# Goats & Alcohol



## Heidi's_Goats (Mar 21, 2007)

Does anyone have experience with their goats drinking alcoholic beverages?

I made some of the "hard lemonade" on the Country Families forum and discarded the lemons in my compost pile. My husband did some research and said that yeast can only live in up to 15% (30 proof) alcohol so it probably is not higher than that.

I only let my wether get ahold of 1 slice. He LOVED it.  I thought I would post on here to find out if it was okay or a boo boo. I know he has a hard stomach. He got into some latex paint when we were painting out house. No reactions to that.

Thanks,
Heidi


----------



## Idahoe (Feb 4, 2006)

Alcohol is a naturally occuring substance, and a small amount like you describe couldn't hurt him . . . make him feel like putting on some soft music maybe  .

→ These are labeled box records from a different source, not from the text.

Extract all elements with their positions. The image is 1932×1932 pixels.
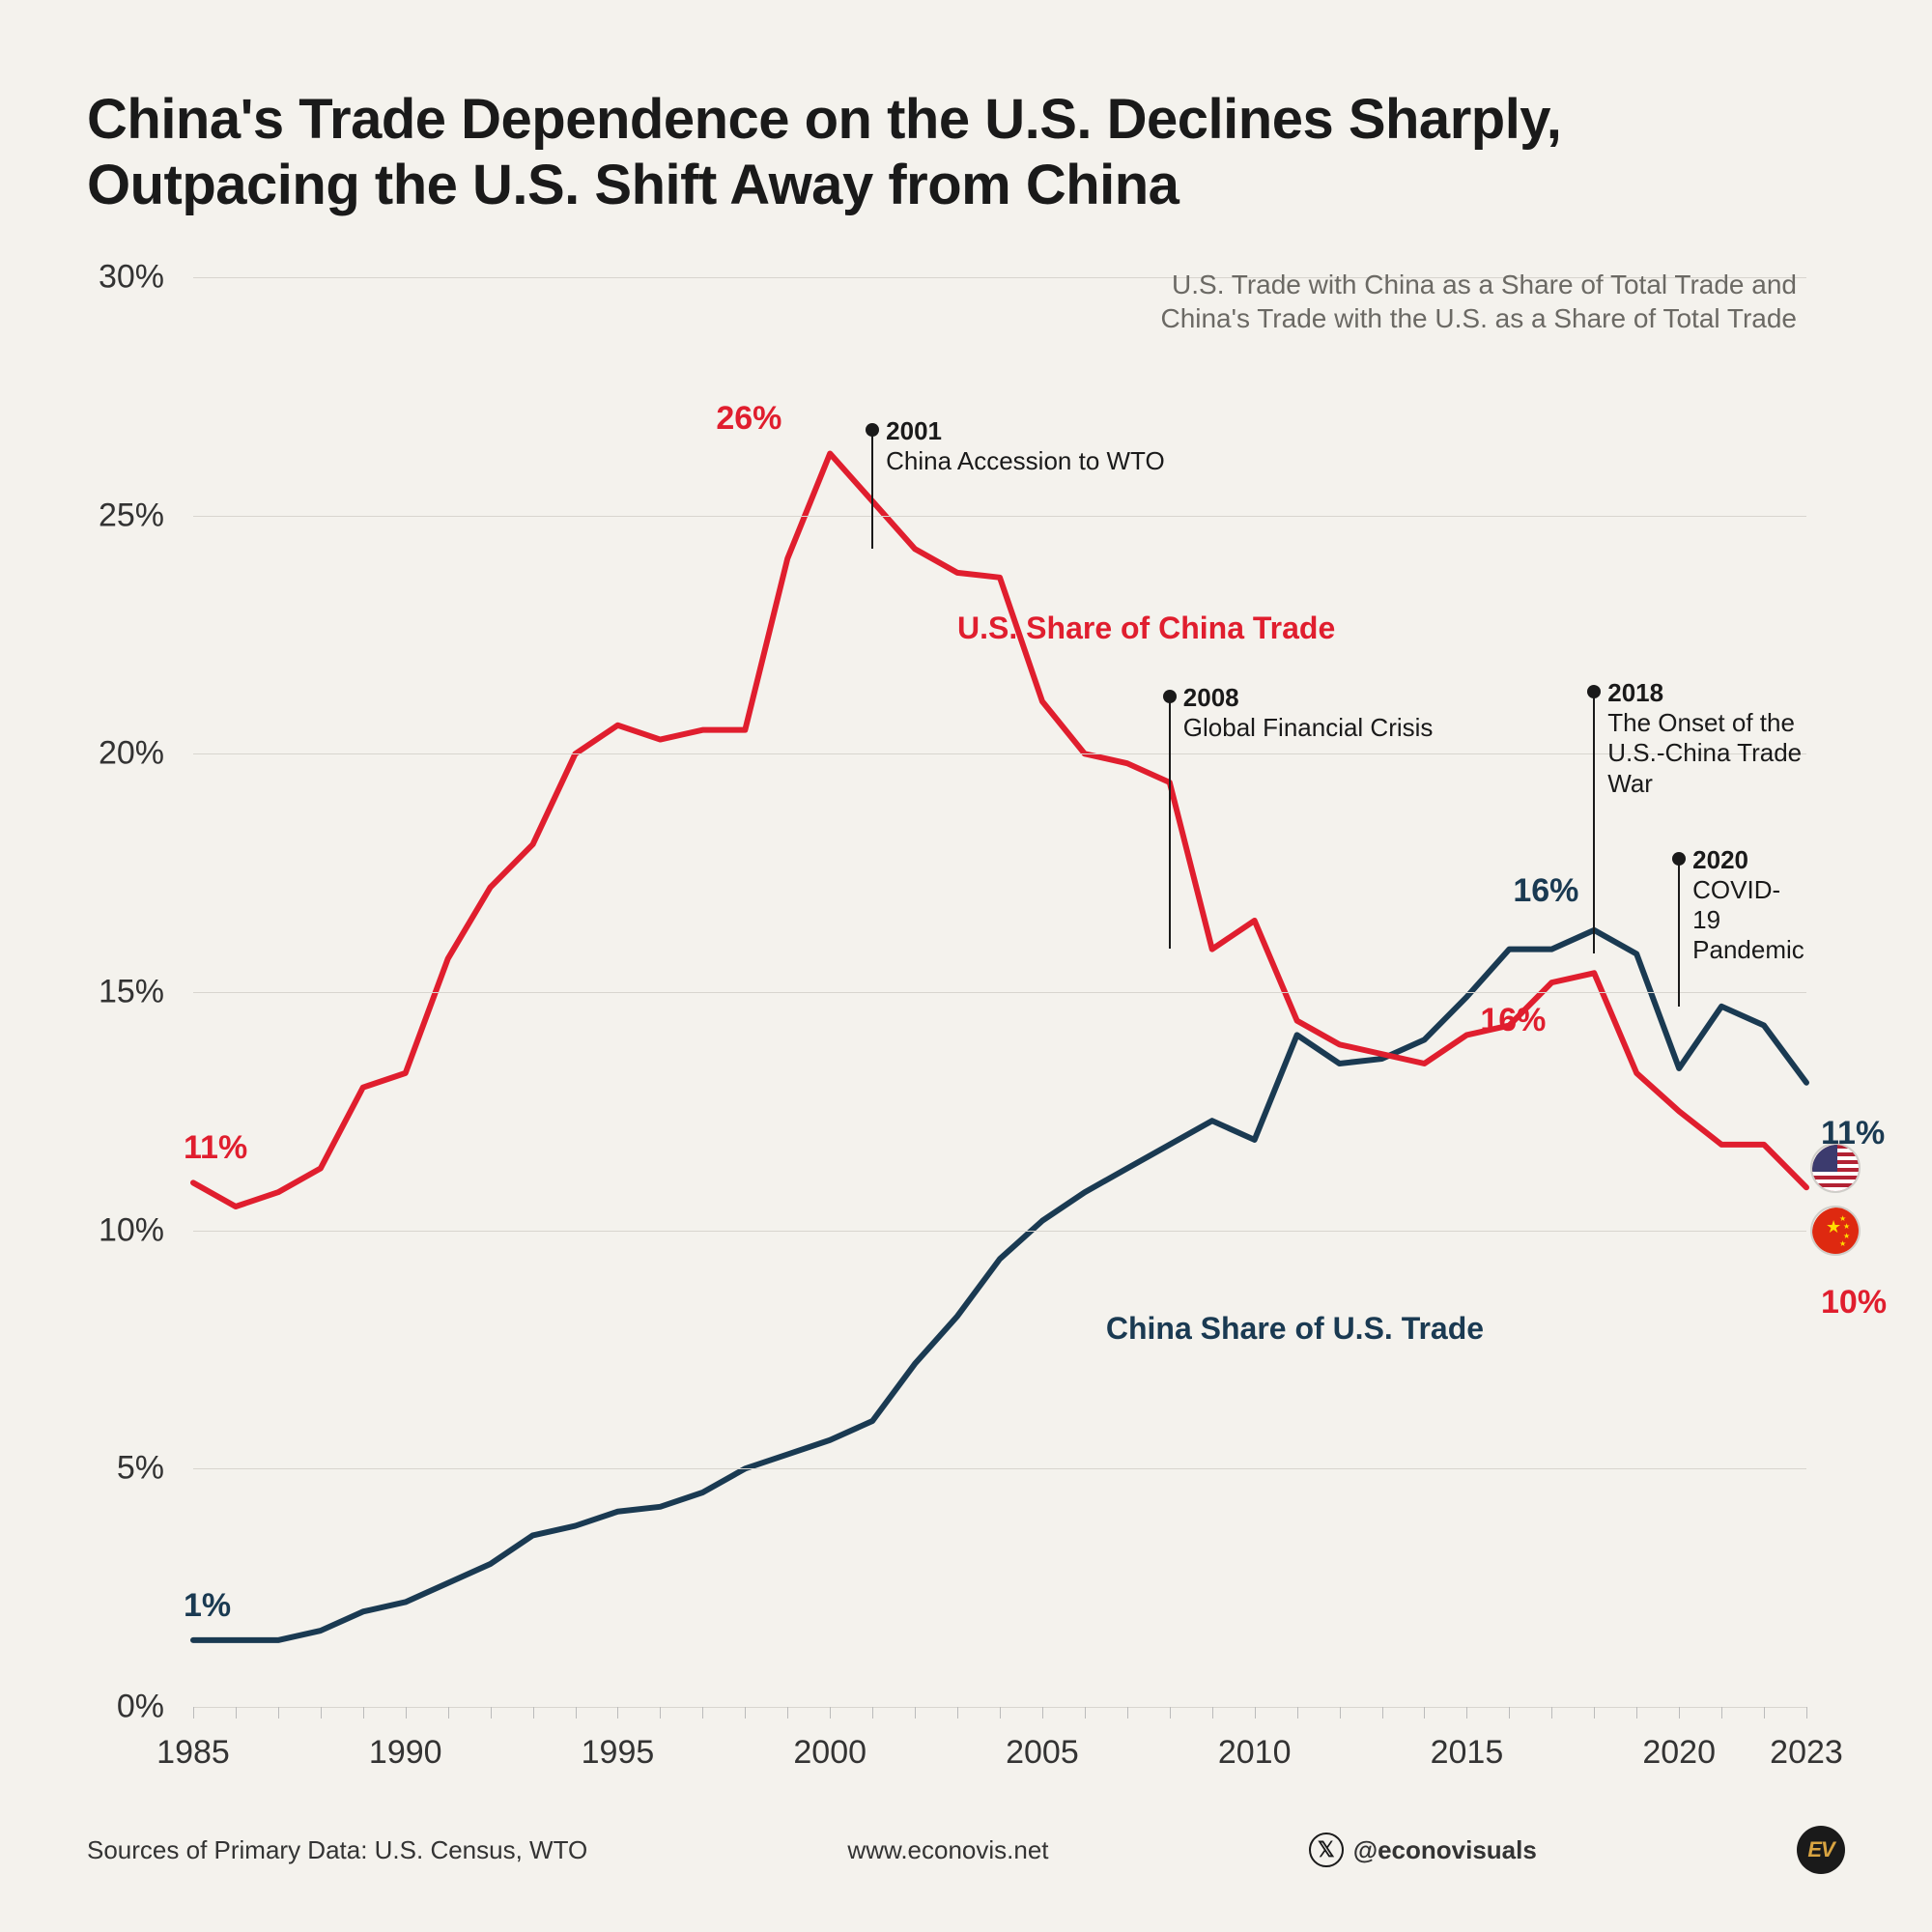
ev-logo-icon: EV	[1797, 1826, 1845, 1874]
x-minor-tick	[617, 1707, 618, 1719]
data-label: 16%	[1480, 1002, 1546, 1039]
annotation-text: 2001China Accession to WTO	[886, 416, 1165, 476]
x-minor-tick	[533, 1707, 534, 1719]
x-tick-label: 2000	[793, 1734, 867, 1772]
x-axis: 198519901995200020052010201520202023	[193, 1707, 1806, 1784]
x-minor-tick	[1382, 1707, 1383, 1719]
footer-site: www.econovis.net	[847, 1835, 1048, 1865]
svg-text:★: ★	[1839, 1239, 1846, 1248]
annotation-line	[1678, 859, 1680, 1007]
x-minor-tick	[1509, 1707, 1510, 1719]
annotation-line	[1169, 696, 1171, 949]
annotation-line	[1593, 692, 1595, 953]
x-minor-tick	[576, 1707, 577, 1719]
x-tick-label: 2010	[1218, 1734, 1292, 1772]
gridline	[193, 992, 1806, 993]
x-minor-tick	[1340, 1707, 1341, 1719]
y-tick-label: 30%	[99, 258, 164, 296]
series-label: U.S. Share of China Trade	[957, 611, 1335, 646]
x-tick-label: 1990	[369, 1734, 442, 1772]
x-minor-tick	[1764, 1707, 1765, 1719]
x-tick-label: 1995	[582, 1734, 655, 1772]
x-minor-tick	[1085, 1707, 1086, 1719]
x-minor-tick	[702, 1707, 703, 1719]
china-flag-icon: ★ ★ ★ ★ ★	[1810, 1206, 1861, 1256]
x-minor-tick	[1127, 1707, 1128, 1719]
x-tick-label: 2023	[1770, 1734, 1843, 1772]
x-tick-label: 2020	[1642, 1734, 1716, 1772]
gridline	[193, 516, 1806, 517]
x-minor-tick	[1721, 1707, 1722, 1719]
x-minor-tick	[1466, 1707, 1467, 1719]
annotation-text: 2020COVID-19Pandemic	[1692, 845, 1806, 966]
data-label: 1%	[184, 1587, 231, 1625]
y-axis: 0%5%10%15%20%25%30%	[87, 277, 184, 1707]
x-minor-tick	[787, 1707, 788, 1719]
y-tick-label: 10%	[99, 1211, 164, 1249]
annotation-text: 2018The Onset of theU.S.-China Trade War	[1607, 678, 1806, 799]
y-tick-label: 0%	[117, 1688, 164, 1725]
gridline	[193, 753, 1806, 754]
x-minor-tick	[1212, 1707, 1213, 1719]
x-minor-tick	[278, 1707, 279, 1719]
y-tick-label: 5%	[117, 1450, 164, 1488]
x-icon: 𝕏	[1309, 1833, 1344, 1867]
chart-container: China's Trade Dependence on the U.S. Dec…	[0, 0, 1932, 1932]
chart-area: 0%5%10%15%20%25%30% U.S. Trade with Chin…	[87, 277, 1845, 1784]
chart-title: China's Trade Dependence on the U.S. Dec…	[87, 87, 1845, 219]
x-minor-tick	[915, 1707, 916, 1719]
x-minor-tick	[363, 1707, 364, 1719]
x-minor-tick	[1636, 1707, 1637, 1719]
x-minor-tick	[1594, 1707, 1595, 1719]
gridline	[193, 1231, 1806, 1232]
x-minor-tick	[745, 1707, 746, 1719]
series-label: China Share of U.S. Trade	[1106, 1311, 1484, 1347]
y-tick-label: 15%	[99, 973, 164, 1010]
chart-subtitle: U.S. Trade with China as a Share of Tota…	[1160, 268, 1797, 335]
x-minor-tick	[1679, 1707, 1680, 1719]
annotation-text: 2008Global Financial Crisis	[1183, 683, 1434, 743]
x-minor-tick	[491, 1707, 492, 1719]
x-minor-tick	[1806, 1707, 1807, 1719]
x-minor-tick	[830, 1707, 831, 1719]
x-minor-tick	[1255, 1707, 1256, 1719]
data-label: 11%	[184, 1129, 247, 1167]
footer: Sources of Primary Data: U.S. Census, WT…	[87, 1826, 1845, 1874]
x-minor-tick	[1424, 1707, 1425, 1719]
x-minor-tick	[957, 1707, 958, 1719]
series-line	[193, 453, 1806, 1206]
data-label: 10%	[1821, 1284, 1887, 1321]
y-tick-label: 20%	[99, 735, 164, 773]
footer-source: Sources of Primary Data: U.S. Census, WT…	[87, 1835, 587, 1865]
footer-handle-text: @econovisuals	[1353, 1835, 1537, 1865]
us-flag-icon	[1810, 1143, 1861, 1193]
x-minor-tick	[1042, 1707, 1043, 1719]
x-minor-tick	[193, 1707, 194, 1719]
data-label: 26%	[716, 400, 781, 438]
x-minor-tick	[1170, 1707, 1171, 1719]
x-tick-label: 1985	[156, 1734, 230, 1772]
x-minor-tick	[236, 1707, 237, 1719]
x-minor-tick	[406, 1707, 407, 1719]
svg-text:★: ★	[1843, 1222, 1850, 1231]
plot-area: U.S. Trade with China as a Share of Tota…	[193, 277, 1806, 1707]
data-label: 16%	[1513, 872, 1578, 910]
x-minor-tick	[1551, 1707, 1552, 1719]
x-minor-tick	[1297, 1707, 1298, 1719]
x-tick-label: 2015	[1431, 1734, 1504, 1772]
x-minor-tick	[660, 1707, 661, 1719]
x-minor-tick	[321, 1707, 322, 1719]
x-minor-tick	[448, 1707, 449, 1719]
x-tick-label: 2005	[1006, 1734, 1079, 1772]
footer-handle: 𝕏 @econovisuals	[1309, 1833, 1537, 1867]
x-minor-tick	[1000, 1707, 1001, 1719]
annotation-line	[871, 430, 873, 549]
y-tick-label: 25%	[99, 497, 164, 534]
gridline	[193, 1468, 1806, 1469]
series-line	[193, 930, 1806, 1640]
x-minor-tick	[872, 1707, 873, 1719]
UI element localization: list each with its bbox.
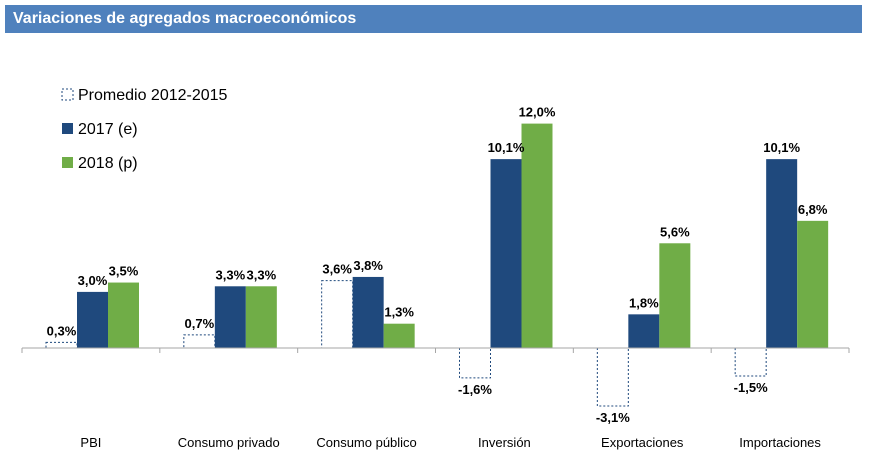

Makes me think of that old National Geographic or Mutual of Omaha's Wild Kingdom show I saw as a kid . . . a tree was dropping very ripe fermented fruit, and several kinds of animals, including an elephant and some baboons, were drunk from eating them. I remember a couple of tipsy birds, too.


----------



## goatkid (Nov 20, 2005)

If the goat accidentally got the lemon, I wouldn't worry about it. I would not intentionally give alcohol or any other recreational drug to a goat or other animal.


----------